In short, I call it: Whataboutism.
The argument is always something like:
Really, with (insert issue here) going on, you think this is the most important thing you can do?
I get it. Even though I am the leader of the #LockTheClock movement, and even though I have probably spent more time working on this issue than anyone over the last six years, I understand that it is not the most important thing in the world.
Like everyone else, I find myself transfixed by a lot of the COVID-19 coverage.
But other than washing my hands for at least 20 seconds every time I come home, it doesn’t seem like there is a heck of a lot I can do about that.
On Daylight Saving Time, there is something I can do. I can continue to write here. I can talk to more legislators and staff. I can tweet and I can keep reading all the studies and then I can do all of that some more.

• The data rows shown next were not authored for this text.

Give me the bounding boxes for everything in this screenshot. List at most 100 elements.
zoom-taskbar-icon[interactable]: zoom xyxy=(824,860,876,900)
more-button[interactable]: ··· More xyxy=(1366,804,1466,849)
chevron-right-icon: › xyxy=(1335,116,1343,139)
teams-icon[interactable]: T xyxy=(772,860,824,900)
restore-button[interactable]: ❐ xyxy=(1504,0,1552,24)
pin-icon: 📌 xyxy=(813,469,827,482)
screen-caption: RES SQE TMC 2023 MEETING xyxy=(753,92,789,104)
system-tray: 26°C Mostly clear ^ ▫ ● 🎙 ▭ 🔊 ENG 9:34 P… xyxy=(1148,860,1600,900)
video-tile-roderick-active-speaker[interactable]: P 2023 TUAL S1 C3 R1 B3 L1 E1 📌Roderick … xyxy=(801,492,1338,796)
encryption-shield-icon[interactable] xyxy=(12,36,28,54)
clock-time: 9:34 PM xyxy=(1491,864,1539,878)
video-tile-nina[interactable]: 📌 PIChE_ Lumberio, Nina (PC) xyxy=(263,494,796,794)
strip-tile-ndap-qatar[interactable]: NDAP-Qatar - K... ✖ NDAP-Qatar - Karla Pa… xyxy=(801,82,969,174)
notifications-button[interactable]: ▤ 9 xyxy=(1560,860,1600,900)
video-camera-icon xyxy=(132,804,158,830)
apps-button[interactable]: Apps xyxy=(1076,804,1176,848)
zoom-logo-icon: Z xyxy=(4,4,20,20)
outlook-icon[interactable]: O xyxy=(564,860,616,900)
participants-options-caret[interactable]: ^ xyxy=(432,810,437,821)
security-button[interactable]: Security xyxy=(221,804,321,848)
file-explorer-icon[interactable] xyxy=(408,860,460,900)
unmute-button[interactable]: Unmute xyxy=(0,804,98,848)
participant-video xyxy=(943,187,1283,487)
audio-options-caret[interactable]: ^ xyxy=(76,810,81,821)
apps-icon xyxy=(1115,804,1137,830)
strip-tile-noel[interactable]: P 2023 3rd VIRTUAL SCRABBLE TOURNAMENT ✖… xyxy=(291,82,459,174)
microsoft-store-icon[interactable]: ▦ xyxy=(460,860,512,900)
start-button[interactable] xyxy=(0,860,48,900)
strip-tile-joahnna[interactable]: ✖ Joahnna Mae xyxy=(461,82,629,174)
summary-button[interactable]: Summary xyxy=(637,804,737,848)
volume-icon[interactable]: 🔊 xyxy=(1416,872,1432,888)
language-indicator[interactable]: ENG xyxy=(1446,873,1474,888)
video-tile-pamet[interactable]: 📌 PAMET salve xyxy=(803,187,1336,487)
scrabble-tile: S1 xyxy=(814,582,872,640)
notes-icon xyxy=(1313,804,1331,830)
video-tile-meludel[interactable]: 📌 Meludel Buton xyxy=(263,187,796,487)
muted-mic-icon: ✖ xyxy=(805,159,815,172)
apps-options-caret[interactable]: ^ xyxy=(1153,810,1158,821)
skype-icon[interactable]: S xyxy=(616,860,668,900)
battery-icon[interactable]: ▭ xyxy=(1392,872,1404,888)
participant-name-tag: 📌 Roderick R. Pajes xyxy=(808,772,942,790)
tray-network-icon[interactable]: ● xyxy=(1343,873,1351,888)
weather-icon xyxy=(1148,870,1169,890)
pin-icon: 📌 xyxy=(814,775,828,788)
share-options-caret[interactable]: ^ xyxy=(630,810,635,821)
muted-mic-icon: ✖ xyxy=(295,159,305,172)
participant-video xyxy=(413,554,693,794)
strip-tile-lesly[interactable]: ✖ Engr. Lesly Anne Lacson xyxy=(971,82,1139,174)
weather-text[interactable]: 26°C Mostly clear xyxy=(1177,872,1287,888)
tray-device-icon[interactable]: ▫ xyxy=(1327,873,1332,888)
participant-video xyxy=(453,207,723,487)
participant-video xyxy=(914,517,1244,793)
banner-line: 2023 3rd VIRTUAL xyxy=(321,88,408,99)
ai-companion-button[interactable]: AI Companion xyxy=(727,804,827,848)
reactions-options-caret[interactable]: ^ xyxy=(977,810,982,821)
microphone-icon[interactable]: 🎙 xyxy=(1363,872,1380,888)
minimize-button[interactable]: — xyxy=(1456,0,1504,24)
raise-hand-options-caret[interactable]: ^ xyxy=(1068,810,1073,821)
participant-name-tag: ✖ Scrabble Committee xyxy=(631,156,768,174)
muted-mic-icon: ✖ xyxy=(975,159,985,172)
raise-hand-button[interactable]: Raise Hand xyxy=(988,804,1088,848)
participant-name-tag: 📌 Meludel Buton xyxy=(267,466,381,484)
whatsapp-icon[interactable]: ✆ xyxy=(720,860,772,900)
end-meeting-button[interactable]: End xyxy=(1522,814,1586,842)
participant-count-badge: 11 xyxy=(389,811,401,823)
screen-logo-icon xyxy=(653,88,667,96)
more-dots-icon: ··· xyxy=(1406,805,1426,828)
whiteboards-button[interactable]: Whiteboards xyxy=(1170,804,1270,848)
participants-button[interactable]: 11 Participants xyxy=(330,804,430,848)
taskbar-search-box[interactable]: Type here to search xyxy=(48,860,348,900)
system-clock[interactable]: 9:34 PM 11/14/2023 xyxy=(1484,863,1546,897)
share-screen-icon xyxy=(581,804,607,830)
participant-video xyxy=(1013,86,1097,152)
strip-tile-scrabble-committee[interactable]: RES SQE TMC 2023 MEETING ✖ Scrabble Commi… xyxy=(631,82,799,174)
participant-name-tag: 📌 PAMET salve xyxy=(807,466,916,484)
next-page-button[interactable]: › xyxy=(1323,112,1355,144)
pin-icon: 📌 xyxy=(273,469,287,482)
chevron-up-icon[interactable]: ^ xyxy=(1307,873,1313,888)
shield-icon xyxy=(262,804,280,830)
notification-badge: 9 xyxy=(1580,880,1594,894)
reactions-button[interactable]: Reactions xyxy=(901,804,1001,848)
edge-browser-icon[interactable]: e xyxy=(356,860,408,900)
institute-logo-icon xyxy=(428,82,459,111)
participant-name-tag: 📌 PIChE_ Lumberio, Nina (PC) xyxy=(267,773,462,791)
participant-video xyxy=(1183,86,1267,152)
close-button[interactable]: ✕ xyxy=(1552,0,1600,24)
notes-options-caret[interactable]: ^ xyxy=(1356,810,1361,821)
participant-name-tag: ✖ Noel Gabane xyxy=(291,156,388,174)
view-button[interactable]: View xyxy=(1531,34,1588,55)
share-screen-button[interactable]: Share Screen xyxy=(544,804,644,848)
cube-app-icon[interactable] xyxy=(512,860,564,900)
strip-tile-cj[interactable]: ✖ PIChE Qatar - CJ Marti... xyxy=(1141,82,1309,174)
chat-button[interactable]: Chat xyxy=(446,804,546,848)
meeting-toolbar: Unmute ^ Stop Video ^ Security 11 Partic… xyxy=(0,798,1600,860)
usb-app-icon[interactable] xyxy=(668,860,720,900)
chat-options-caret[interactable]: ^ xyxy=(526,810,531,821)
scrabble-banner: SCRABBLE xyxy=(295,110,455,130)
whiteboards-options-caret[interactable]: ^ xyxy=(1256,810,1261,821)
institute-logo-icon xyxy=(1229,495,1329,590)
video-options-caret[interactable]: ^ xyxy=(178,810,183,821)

It doesn’t take anything away from COVID science to say that the science on the Spring Forward clock changing is really clear. A study just came out recently that directly attributes an additional 28 traffic deaths per year to a sleep-deprived and groggy populous in the days after the Spring Forward DST change.
And for every death there are countless other accidents and heart attacks. The research could not be any more clear.
Look, if DST clock changing doesn’t bother you, just consider yourself lucky. But don’t get mad at others because they are working on it, and don’t think just because politicians are working on this, that they aren’t also working on lots of other issues.
The sun is going to keep coming up, no matter what we do. But the way that we agree to run the clocks, that is up to us. Here on the weekend of the deadly time change, how about we agree to do what we can to fix that, or at least not be so critical of others who are trying to make a difference?